The ideal architecture for a given task is often found by experimentation. The greater the number of layers, the fewer the parameters that are needed per layer and the network performs better with general data, at the cost of it being difficult to optimise. Fewer connections would mean fewer parameters, and lesser amount of computation, but reduces the flexibility of the network2.
Training the network
Let us take the example of a feed forward neural network doing supervised learning. Here, information flows forward from layer to deeper layer, with no feedback loops. As for all machine-learning techniques, the goal here is to find out how the input is connected to the output – what parameters come together, and how they come together to give the observed result. We assume a relationship f that connects the input x to the output y. We then use the network to find the set of parameters θ that give the best match for predicted and actual outputs.
Key question: Predicted y is f (x, θ), for which θ?
Here the prediction for y is the final product and the dataset x is the input.
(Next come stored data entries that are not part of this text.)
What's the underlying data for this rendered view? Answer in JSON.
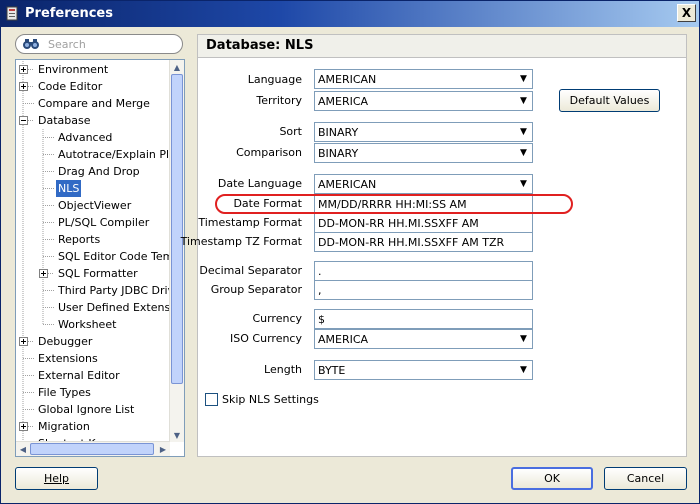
{
  "window": {
    "title": "Preferences",
    "close_label": "X"
  },
  "search": {
    "placeholder": "Search"
  },
  "tree": {
    "items": [
      {
        "label": "Environment",
        "expander": "plus"
      },
      {
        "label": "Code Editor",
        "expander": "plus"
      },
      {
        "label": "Compare and Merge",
        "expander": "none"
      },
      {
        "label": "Database",
        "expander": "minus"
      },
      {
        "label": "Advanced",
        "expander": "none"
      },
      {
        "label": "Autotrace/Explain Plan",
        "expander": "none"
      },
      {
        "label": "Drag And Drop",
        "expander": "none"
      },
      {
        "label": "NLS",
        "expander": "none",
        "selected": true
      },
      {
        "label": "ObjectViewer",
        "expander": "none"
      },
      {
        "label": "PL/SQL Compiler",
        "expander": "none"
      },
      {
        "label": "Reports",
        "expander": "none"
      },
      {
        "label": "SQL Editor Code Templa",
        "expander": "none"
      },
      {
        "label": "SQL Formatter",
        "expander": "plus"
      },
      {
        "label": "Third Party JDBC Driver",
        "expander": "none"
      },
      {
        "label": "User Defined Extension",
        "expander": "none"
      },
      {
        "label": "Worksheet",
        "expander": "none"
      },
      {
        "label": "Debugger",
        "expander": "plus"
      },
      {
        "label": "Extensions",
        "expander": "none"
      },
      {
        "label": "External Editor",
        "expander": "none"
      },
      {
        "label": "File Types",
        "expander": "none"
      },
      {
        "label": "Global Ignore List",
        "expander": "none"
      },
      {
        "label": "Migration",
        "expander": "plus"
      },
      {
        "label": "Shortcut Keys",
        "expander": "none"
      }
    ]
  },
  "panel": {
    "title": "Database: NLS",
    "fields": {
      "language": {
        "label": "Language",
        "value": "AMERICAN"
      },
      "territory": {
        "label": "Territory",
        "value": "AMERICA"
      },
      "sort": {
        "label": "Sort",
        "value": "BINARY"
      },
      "comparison": {
        "label": "Comparison",
        "value": "BINARY"
      },
      "date_language": {
        "label": "Date Language",
        "value": "AMERICAN"
      },
      "date_format": {
        "label": "Date Format",
        "value": "MM/DD/RRRR HH:MI:SS AM"
      },
      "timestamp_format": {
        "label": "Timestamp Format",
        "value": "DD-MON-RR HH.MI.SSXFF AM"
      },
      "timestamp_tz_format": {
        "label": "Timestamp TZ Format",
        "value": "DD-MON-RR HH.MI.SSXFF AM TZR"
      },
      "decimal_separator": {
        "label": "Decimal Separator",
        "value": "."
      },
      "group_separator": {
        "label": "Group Separator",
        "value": ","
      },
      "currency": {
        "label": "Currency",
        "value": "$"
      },
      "iso_currency": {
        "label": "ISO Currency",
        "value": "AMERICA"
      },
      "length": {
        "label": "Length",
        "value": "BYTE"
      }
    },
    "default_values_label": "Default Values",
    "skip_nls_label": "Skip NLS Settings",
    "skip_nls_checked": false
  },
  "footer": {
    "help_label": "Help",
    "ok_label": "OK",
    "cancel_label": "Cancel"
  },
  "colors": {
    "selection": "#316ac5",
    "highlight_ring": "#e02020",
    "title_bar": "#0a246a"
  }
}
In face recognition, x is usually the set of pixels in an image. y can be the name of the person. In the network, the layers are like workers in an assembly line, where each worker works on what is given to them and passes it forward to the next worker. The first one takes the input and transforms it a little bit and gives it to the second in line. The second does the same before passing it to the third, and so on until the input is transformed into the final product.
Mathematically, the function f is split into many functions f1, f2, f3… where f= ….f3(f2(f1(x))). The layer next to the input transforms input parameters using f1, the next layer using f2, and so on. The programmer might intervene to help choose the correct family of functions based on their knowledge of the problem.
It is the work of each layer to assign the level of importance – the weight given to each parameter that it receives. These weights are like knobs that ultimately define the relationship between the predicted output and input in that layer3. In a typical deep-learning system, we are looking at hundreds of millions of these knobs and hundreds of millions of training examples. Since we neither define nor can see the output and weights in the layers between input and output, these are called hidden layers.
In the case of the object recognition example discussed above, it is the work of the first worker to detect edges and pass on the edges to the second one who detects contours and so on.
During training, the predicted output is taken and compared with the real output. If there is a big difference between the two, the weights assigned in each layer will have to be changed by a lot. If not, they have to be changed a little. This work is done in two parts. First the difference between prediction and output is calculated. Then another algorithm computes how to change the weights in each layer, starting from the output layer (in this case, the information flows backwards from the deeper layers). Thus at the end of the training process, the network is ready with its weights and functions to attack test data. The rest of the process is the same as that of conventional machine learning.
1 Chomsky, N., Roberts, I., Watumull, J., Noam Chomsky: The False Promise of ChatGPT, The New York Times, 2023.
2 Goodfellow, I.J., Bengio, Y., Courville, A., Deep Learning, MIT Press, 2016.
3 LeCun, Y., Bengio, Y., Hinton, G., Deep learning, Nature 521, 436–444 (2015).